Auch in Kolumbien gruppieren sich bereits Kriegsgegner und einstige Todesschwadronen, um in den ehemaligen Farc-Gebieten ihren blutigen Geschäften wie Landraub, illegalem Gold- und Smaragdabbau sowie Drogenschmuggel weiter nachzugehen. Vor der Friedenszeremonie marschierte ein Grüppchen Friedensgegner, angeführt vom rechten Ex-Präsidenten Alvaro Uribe, durch Cartagena. In den 90er Jahren scheiterte schon einmal die Umwandlung der Guerilla in eine Partei, als vom Militär unterstützte und von der rechten Elite finanzierte Todesschwadronen Jagd auf „Kommunisten“, Aktivisten und Menschenrechtler machten und 5000 von ihnen umbrachten.
Doch Kolumbien hat dazugelernt. Die drittgrößte Volkswirtschaft Lateinamerikas hat anders als Mittelamerika stabile Institutionen, professionelle Streitkräfte, hervorragende Universitäten und eine gut organisierte Zivilgesellschaft.

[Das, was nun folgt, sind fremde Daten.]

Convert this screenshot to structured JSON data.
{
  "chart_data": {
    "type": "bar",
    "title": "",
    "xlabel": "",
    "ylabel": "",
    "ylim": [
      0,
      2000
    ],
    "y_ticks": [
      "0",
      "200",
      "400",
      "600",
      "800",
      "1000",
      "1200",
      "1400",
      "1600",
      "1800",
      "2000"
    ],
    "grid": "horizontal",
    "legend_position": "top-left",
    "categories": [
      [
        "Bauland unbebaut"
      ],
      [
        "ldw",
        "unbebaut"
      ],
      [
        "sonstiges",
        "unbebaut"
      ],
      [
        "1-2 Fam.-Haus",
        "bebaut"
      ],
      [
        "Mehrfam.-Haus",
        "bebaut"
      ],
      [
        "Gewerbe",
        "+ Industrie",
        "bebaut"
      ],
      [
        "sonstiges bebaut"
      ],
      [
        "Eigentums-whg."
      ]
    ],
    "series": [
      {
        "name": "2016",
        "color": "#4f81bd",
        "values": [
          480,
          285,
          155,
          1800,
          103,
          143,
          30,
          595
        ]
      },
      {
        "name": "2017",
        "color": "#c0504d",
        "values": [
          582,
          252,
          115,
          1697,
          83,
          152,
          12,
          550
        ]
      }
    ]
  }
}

Geschichte haben die Kolumbianer schon jetzt geschrieben. Der fast 300 Seiten lange Friedensvertrag, so der ehemalige Chefankläger des Internationalen Strafgerichtshofs, Luis Moreno Ocampo, sei ein „ausgeklügeltes Meisterwerk“. Es sei der erste Friedensvertrag, in dem nicht automatisch Amnestie garantiert werde, sondern in dem neue Wege beschritten würden. Wer vor Sondergerichten seine Missetaten eingesteht, die Wahrheit beichtet, unrechtmäßig erlangte Güter zurückgibt und die Opfer entschädigt, wird mit alternativen Strafen belegt – dem Wiederaufbau zerstörter Schulen zum Beispiel, oder was auch immer den Richtern einfällt. Wer schwere Menschenrechtsverbrechen begangen hat, verliert seine politischen Rechte und kann mit Hausarrest und Ähnlichem zwischen zwei und acht Jahren belegt werden.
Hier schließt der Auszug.